How to solve $ax + b \log x =c$ or $\frac{a}{x}+b\log x=c$?

Question

Here $a,b,c$ are any real numbers. We can use graphical methods using Mathematical tools, but what are the other techniques ?

Answer 1

The equation can potentially have two solutions if $a$ and $b$ have different signs - then the slope of the function $g(x)=ax+b\log x$ is both positive and negative at some points, so, for some $c$, the equation has two solutions.

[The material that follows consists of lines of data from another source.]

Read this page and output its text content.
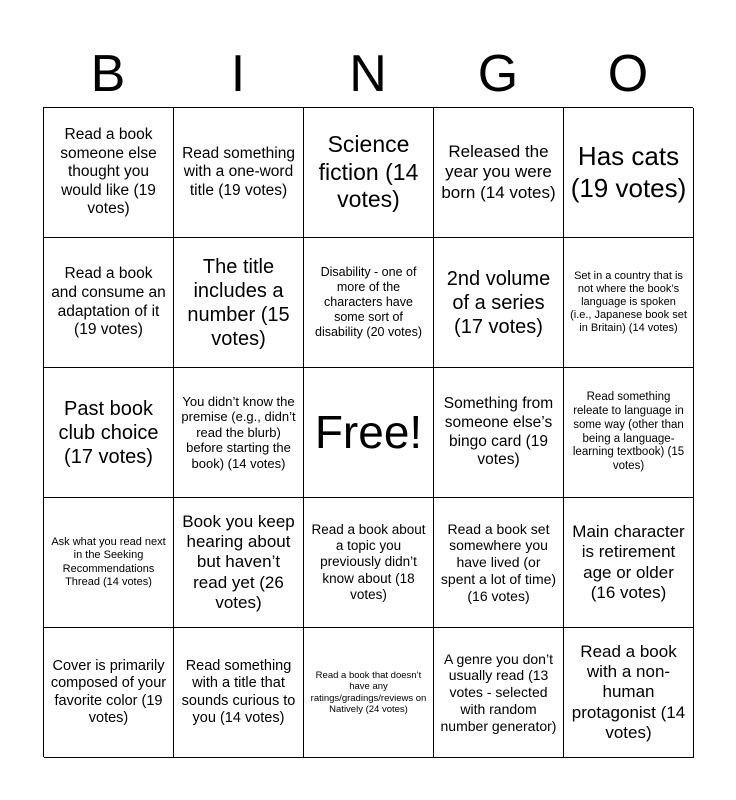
B	I	N	G	O
Read a book someone else thought you would like (19 votes)
Read something with a one-word title (19 votes)
Science fiction (14 votes)
Released the year you were born (14 votes)
Has cats (19 votes)
Read a book and consume an adaptation of it (19 votes)
The title includes a number (15 votes)
Disability - one of more of the characters have some sort of disability (20 votes)
2nd volume of a series (17 votes)
Set in a country that is not where the book’s language is spoken (i.e., Japanese book set in Britain) (14 votes)
Past book club choice (17 votes)
You didn’t know the premise (e.g., didn’t read the blurb) before starting the book) (14 votes)
Free!
Something from someone else’s bingo card (19 votes)
Read something releate to language in some way (other than being a language-learning textbook) (15 votes)
Ask what you read next in the Seeking Recommendations Thread (14 votes)
Book you keep hearing about but haven’t read yet (26 votes)
Read a book about a topic you previously didn’t know about (18 votes)
Read a book set somewhere you have lived (or spent a lot of time) (16 votes)
Main character is retirement age or older (16 votes)
Cover is primarily composed of your favorite color (19 votes)
Read something with a title that sounds curious to you (14 votes)
Read a book that doesn’t have any ratings/gradings/reviews on Natively (24 votes)
A genre you don’t usually read (13 votes - selected with random number generator)
Read a book with a non-human protagonist (14 votes)
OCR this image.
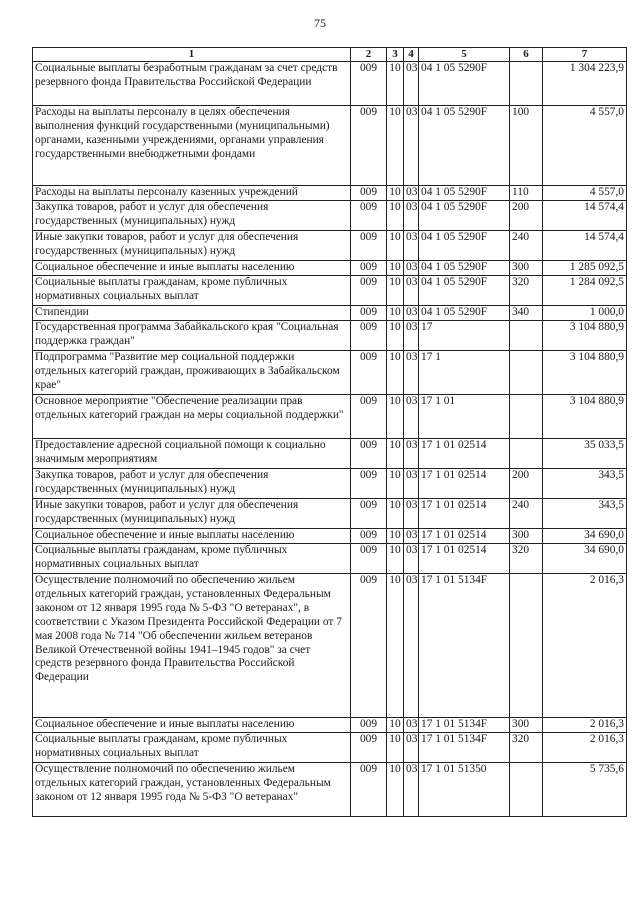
75
1	2	3	4	5	6	7
Социальные выплаты безработным гражданам за счет средств резервного фонда Правительства Российской Федерации	009	10	03	04 1 05 5290F		1 304 223,9
Расходы на выплаты персоналу в целях обеспечения выполнения функций государственными (муниципальными) органами, казенными учреждениями, органами управления государственными внебюджетными фондами	009	10	03	04 1 05 5290F	100	4 557,0
Расходы на выплаты персоналу казенных учреждений	009	10	03	04 1 05 5290F	110	4 557,0
Закупка товаров, работ и услуг для обеспечения государственных (муниципальных) нужд	009	10	03	04 1 05 5290F	200	14 574,4
Иные закупки товаров, работ и услуг для обеспечения государственных (муниципальных) нужд	009	10	03	04 1 05 5290F	240	14 574,4
Социальное обеспечение и иные выплаты населению	009	10	03	04 1 05 5290F	300	1 285 092,5
Социальные выплаты гражданам, кроме публичных нормативных социальных выплат	009	10	03	04 1 05 5290F	320	1 284 092,5
Стипендии	009	10	03	04 1 05 5290F	340	1 000,0
Государственная программа Забайкальского края "Социальная поддержка граждан"	009	10	03	17		3 104 880,9
Подпрограмма "Развитие мер социальной поддержки отдельных категорий граждан, проживающих в Забайкальском крае"	009	10	03	17 1		3 104 880,9
Основное мероприятие "Обеспечение реализации прав отдельных категорий граждан на меры социальной поддержки"	009	10	03	17 1 01		3 104 880,9
Предоставление адресной социальной помощи к социально значимым мероприятиям	009	10	03	17 1 01 02514		35 033,5
Закупка товаров, работ и услуг для обеспечения государственных (муниципальных) нужд	009	10	03	17 1 01 02514	200	343,5
Иные закупки товаров, работ и услуг для обеспечения государственных (муниципальных) нужд	009	10	03	17 1 01 02514	240	343,5
Социальное обеспечение и иные выплаты населению	009	10	03	17 1 01 02514	300	34 690,0
Социальные выплаты гражданам, кроме публичных нормативных социальных выплат	009	10	03	17 1 01 02514	320	34 690,0
Осуществление полномочий по обеспечению жильем отдельных категорий граждан, установленных Федеральным законом от 12 января 1995 года № 5-ФЗ "О ветеранах", в соответствии с Указом Президента Российской Федерации от 7 мая 2008 года № 714 "Об обеспечении жильем ветеранов Великой Отечественной войны 1941–1945 годов" за счет средств резервного фонда Правительства Российской Федерации	009	10	03	17 1 01 5134F		2 016,3
Социальное обеспечение и иные выплаты населению	009	10	03	17 1 01 5134F	300	2 016,3
Социальные выплаты гражданам, кроме публичных нормативных социальных выплат	009	10	03	17 1 01 5134F	320	2 016,3
Осуществление полномочий по обеспечению жильем отдельных категорий граждан, установленных Федеральным законом от 12 января 1995 года № 5-ФЗ "О ветеранах"	009	10	03	17 1 01 51350		5 735,6
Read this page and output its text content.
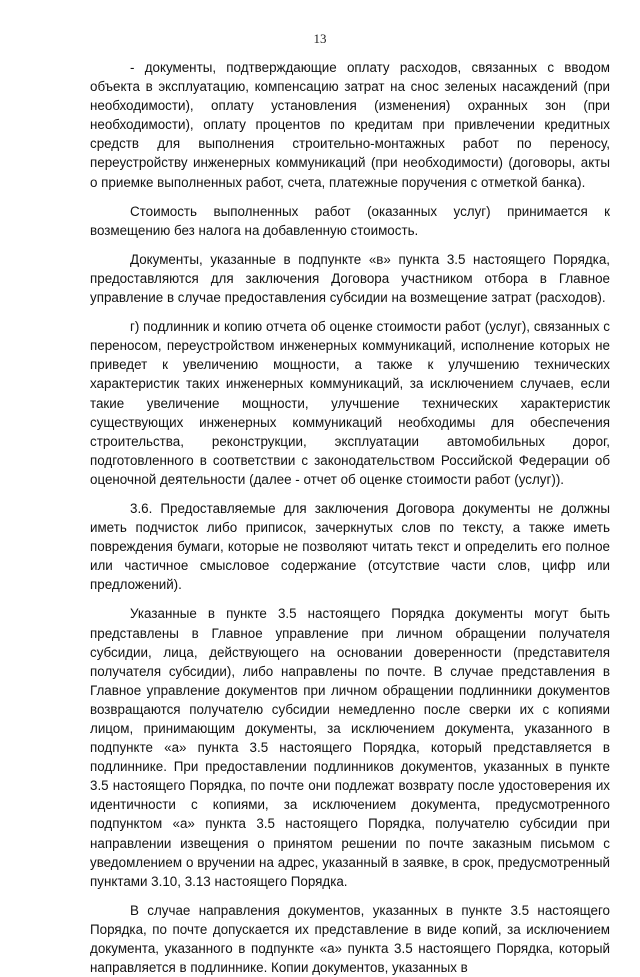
13

- документы, подтверждающие оплату расходов, связанных с вводом объекта в эксплуатацию, компенсацию затрат на снос зеленых насаждений (при необходимости), оплату установления (изменения) охранных зон (при необходимости), оплату процентов по кредитам при привлечении кредитных средств для выполнения строительно-монтажных работ по переносу, переустройству инженерных коммуникаций (при необходимости) (договоры, акты о приемке выполненных работ, счета, платежные поручения с отметкой банка).

Стоимость выполненных работ (оказанных услуг) принимается к возмещению без налога на добавленную стоимость.

Документы, указанные в подпункте «в» пункта 3.5 настоящего Порядка, предоставляются для заключения Договора участником отбора в Главное управление в случае предоставления субсидии на возмещение затрат (расходов).

г) подлинник и копию отчета об оценке стоимости работ (услуг), связанных с переносом, переустройством инженерных коммуникаций, исполнение которых не приведет к увеличению мощности, а также к улучшению технических характеристик таких инженерных коммуникаций, за исключением случаев, если такие увеличение мощности, улучшение технических характеристик существующих инженерных коммуникаций необходимы для обеспечения строительства, реконструкции, эксплуатации автомобильных дорог, подготовленного в соответствии с законодательством Российской Федерации об оценочной деятельности (далее - отчет об оценке стоимости работ (услуг)).

3.6. Предоставляемые для заключения Договора документы не должны иметь подчисток либо приписок, зачеркнутых слов по тексту, а также иметь повреждения бумаги, которые не позволяют читать текст и определить его полное или частичное смысловое содержание (отсутствие части слов, цифр или предложений).

Указанные в пункте 3.5 настоящего Порядка документы могут быть представлены в Главное управление при личном обращении получателя субсидии, лица, действующего на основании доверенности (представителя получателя субсидии), либо направлены по почте. В случае представления в Главное управление документов при личном обращении подлинники документов возвращаются получателю субсидии немедленно после сверки их с копиями лицом, принимающим документы, за исключением документа, указанного в подпункте «а» пункта 3.5 настоящего Порядка, который представляется в подлиннике. При предоставлении подлинников документов, указанных в пункте 3.5 настоящего Порядка, по почте они подлежат возврату после удостоверения их идентичности с копиями, за исключением документа, предусмотренного подпунктом «а» пункта 3.5 настоящего Порядка, получателю субсидии при направлении извещения о принятом решении по почте заказным письмом с уведомлением о вручении на адрес, указанный в заявке, в срок, предусмотренный пунктами 3.10, 3.13 настоящего Порядка.

В случае направления документов, указанных в пункте 3.5 настоящего Порядка, по почте допускается их представление в виде копий, за исключением документа, указанного в подпункте «а» пункта 3.5 настоящего Порядка, который направляется в подлиннике. Копии документов, указанных в
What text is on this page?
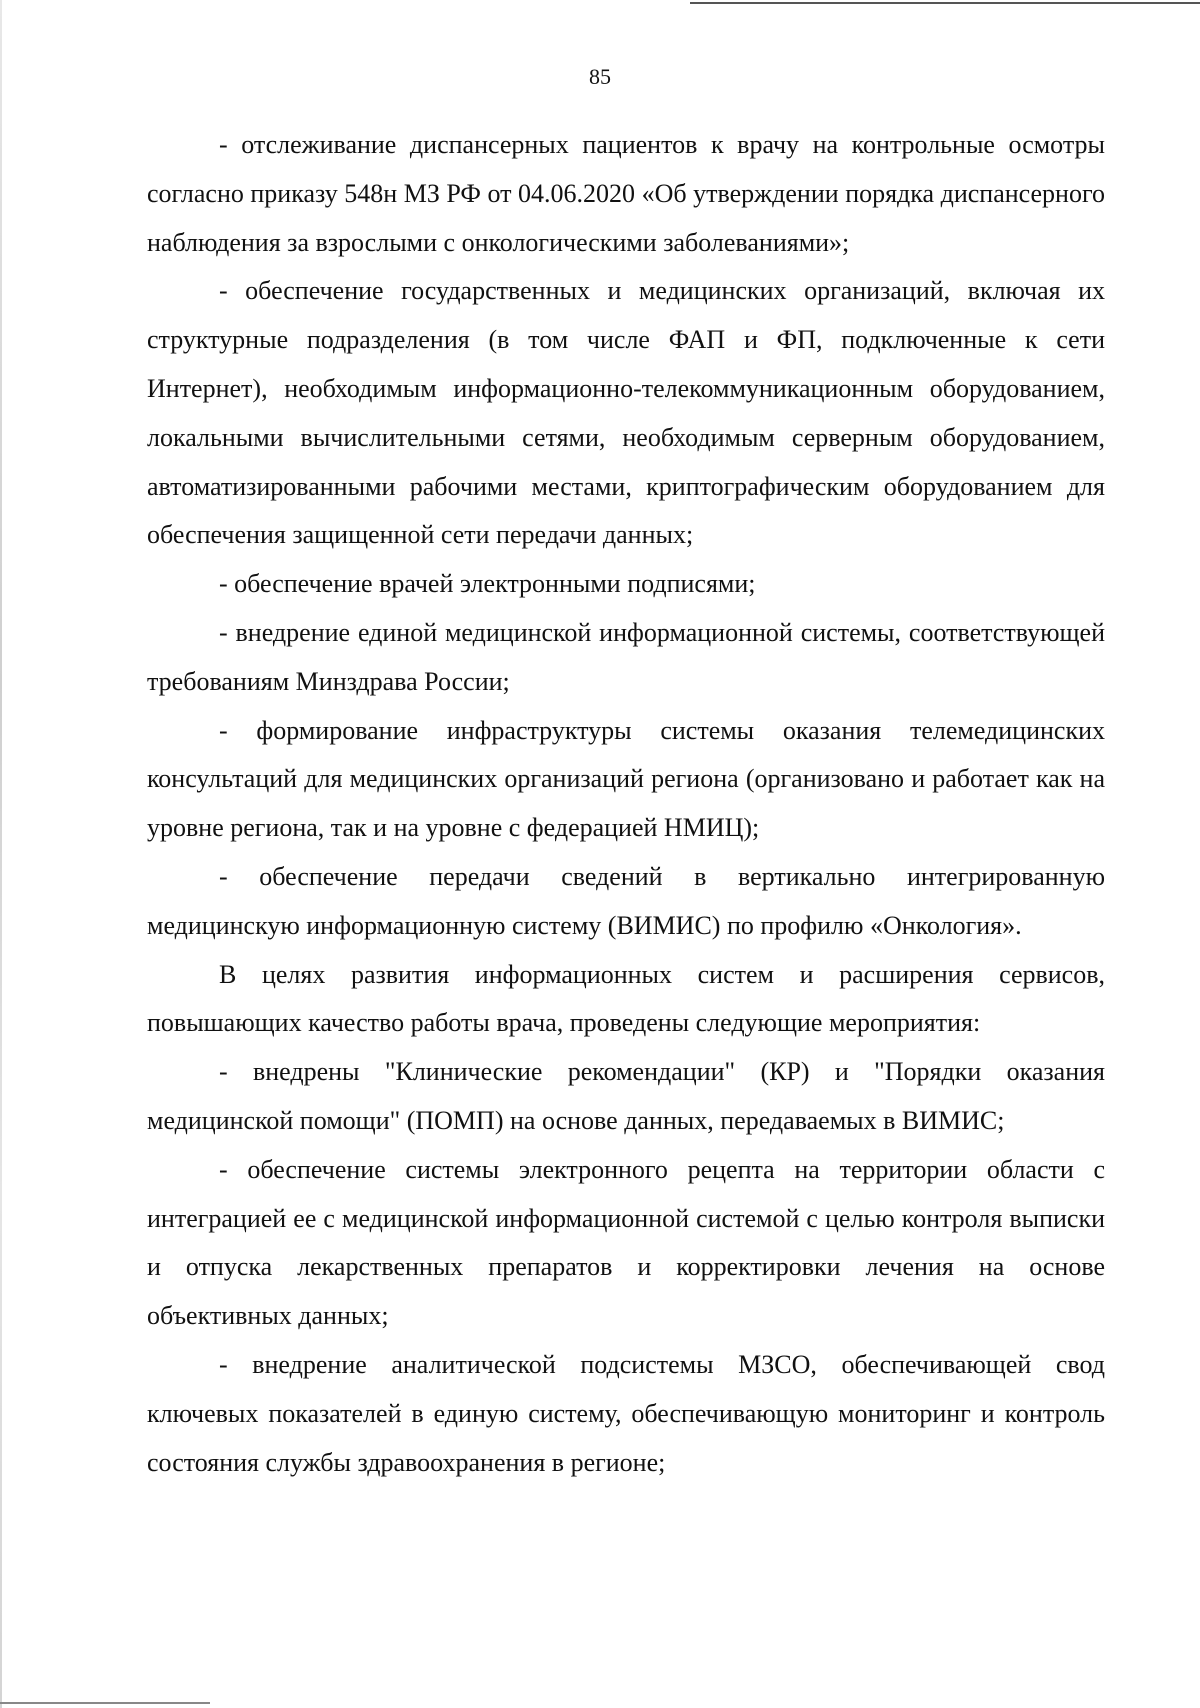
85

- отслеживание диспансерных пациентов к врачу на контрольные осмотры согласно приказу 548н МЗ РФ от 04.06.2020 «Об утверждении порядка диспансерного наблюдения за взрослыми с онкологическими заболеваниями»;

- обеспечение государственных и медицинских организаций, включая их структурные подразделения (в том числе ФАП и ФП, подключенные к сети Интернет), необходимым информационно-телекоммуникационным оборудованием, локальными вычислительными сетями, необходимым серверным оборудованием, автоматизированными рабочими местами, криптографическим оборудованием для обеспечения защищенной сети передачи данных;

- обеспечение врачей электронными подписями;

- внедрение единой медицинской информационной системы, соответствующей требованиям Минздрава России;

- формирование инфраструктуры системы оказания телемедицинских консультаций для медицинских организаций региона (организовано и работает как на уровне региона, так и на уровне с федерацией НМИЦ);

- обеспечение передачи сведений в вертикально интегрированную медицинскую информационную систему (ВИМИС) по профилю «Онкология».

В целях развития информационных систем и расширения сервисов, повышающих качество работы врача, проведены следующие мероприятия:

- внедрены "Клинические рекомендации" (КР) и "Порядки оказания медицинской помощи" (ПОМП) на основе данных, передаваемых в ВИМИС;

- обеспечение системы электронного рецепта на территории области с интеграцией ее с медицинской информационной системой с целью контроля выписки и отпуска лекарственных препаратов и корректировки лечения на основе объективных данных;

- внедрение аналитической подсистемы МЗСО, обеспечивающей свод ключевых показателей в единую систему, обеспечивающую мониторинг и контроль состояния службы здравоохранения в регионе;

If $a,b$ have the same sign, then $g(x)$ is strictly monotonic, and approaches the infinities as $x\to 0,+\infty$, so every $c$ has exactly one solution.

If $a$ and $b$ have different signs, then $g$ has has either a strict maximum or minimum at $x=-\frac{b}{a}$, and so for some $c$ there are no solutions.

The exact solution is in terms of the "Lambert $W$-function."

Divide the first by $b$ and exponentiate, and you've got:

$$xe^{\frac{ax}{b}}=e^{c/b}$$

Multiply both sides by $\frac{a}{b}$ and let $z=\frac{ax}{b}$ and you have:

$$ze^z = \frac{a}{b}e^{c/b}$$

So $z=W\left(\frac{a}{b}e^{c/b}\right)$ where $W$ is the Lambert $W$-function, and thus:

$$x=\frac{b}{a}W\left(\frac{a}{b}e^{c/b}\right)$$

That doesn't really help you compute $x$, however, unless your calculator and/or computer has a method for computing the $W$-function.

You might try something iterative. Let $x_0$ be an approximate solution.

Define: $$x_{n+1}=\frac{c-b\log x_n}{a}$$

If that converges, then it converges to a solution, I'd guess fairly quickly.

Otherwise, Newton-Raphson. Let $f(x)=ax+b\log x-c$ then $$x_{n+1}=x_n -\frac{f(x_n)}{f'(x_n)} = x_n-\frac{ax_n+b\log x_n-c}{a+b/x_n}=\frac{x_n(b+c-b\log x_n)}{ax_n+b}$$

(The second class of equations is the same, essentially, as the first - letting $y=1/x$ you have $ay-b\log y = c$.)